Ab dem Zeitpunkt, an dem man sich in einer Liga, im Fall von Andrea Iannone in einer WM-Klasse, mit dem alles überstrahlenden Star befindet, kann das Dasein als Schattengewächs zur Last werden. Fühlst du sich von Rossis Erfolgen und seiner Beliebtheit in den Schatten gestellt? «Nein, nein. Ich denke... Ja klar, Vale ist sehr stark. Ich denke, er ist der beste Fahrer der Welt und hat viele Fans. Er ist aber einer meiner Freunde, ich spreche oft mit ihm. Meiner Meinung nach ist es auch sehr wichtig für mich, eine gute Beziehung zu ihm zu haben», antwortete Iannone auf die ihm zunächst sichtlich überraschende und unangenehme Frage. «In der Vergangenheit habe ich oft mit ihm auf der Ranch trainiert. Nun kommt das seltener vor, denn ich habe viele Termine und Arbeit nach den Rennen, also kann ich nicht immer von Vasto nach Tavullia reisen. Es ist schwierig, weil wir ohnehin schon viel reisen.»
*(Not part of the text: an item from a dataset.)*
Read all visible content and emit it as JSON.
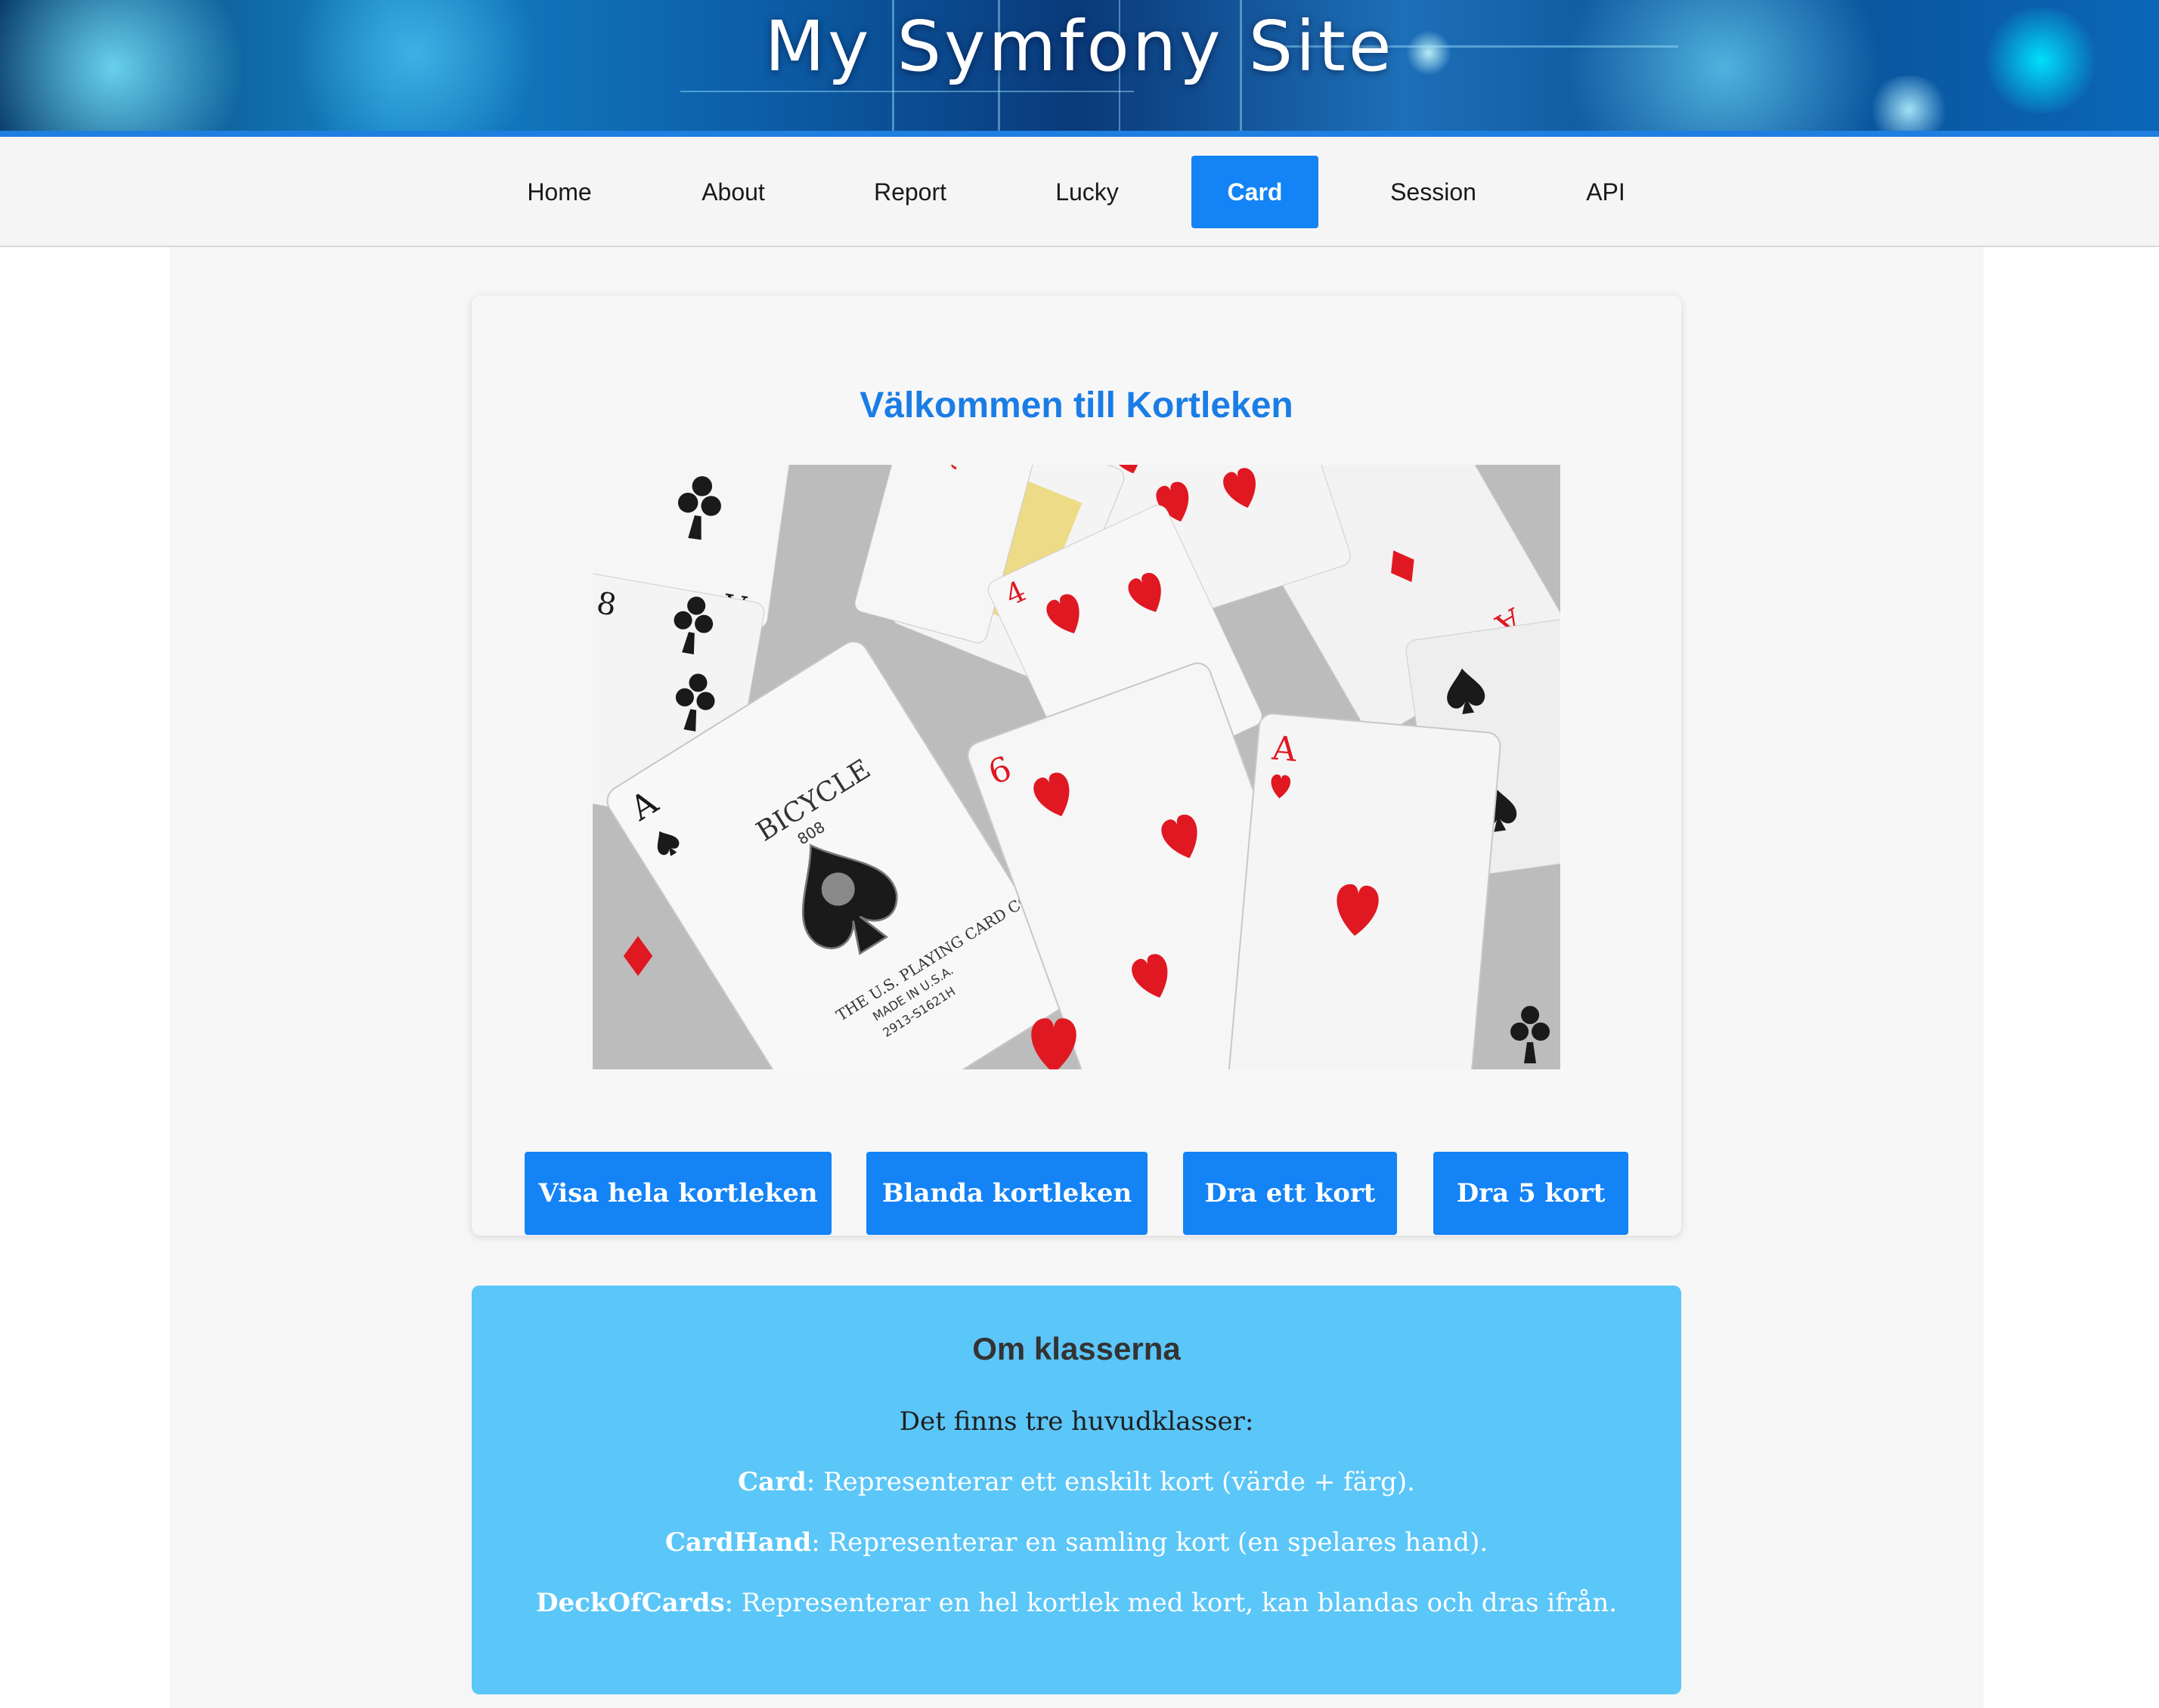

Nach einer kurzen Pause fuhr Iannone in einem sanfteren und weniger abwehrenden Ton fort: «Ich denke, dass Vale für die italienischen Fahrer, auch für mich, ein sehr gutes Beispiel ist. Er konnte sich nämlich Jahr für Jahr weiter steigern. Und er lernte immer mehr. Dadurch lerne auch ich. Doch ich glaube schon, dass ich in der Zukunft eine sehr gute Chance habe, an der Spitze der MotoGP-Klasse zu stehen. Ich habe mich in den letzten Jahren Schritt für Schritt gesteigert. So habe ich es nach vorne geschafft, nun ist es sehr wichtig, den letzten Schritt zu machen. Für diesen letzten Schritt sind alle Details entscheidend: das Bike, das Team und die Beziehung zu den Menschen im Box. Alles. Ich denke, dass ich mit Suzuki in den nächsten beiden Jahren die Möglichkeit haben werde, diese Lücke – auch zu Vale – zu schließen.»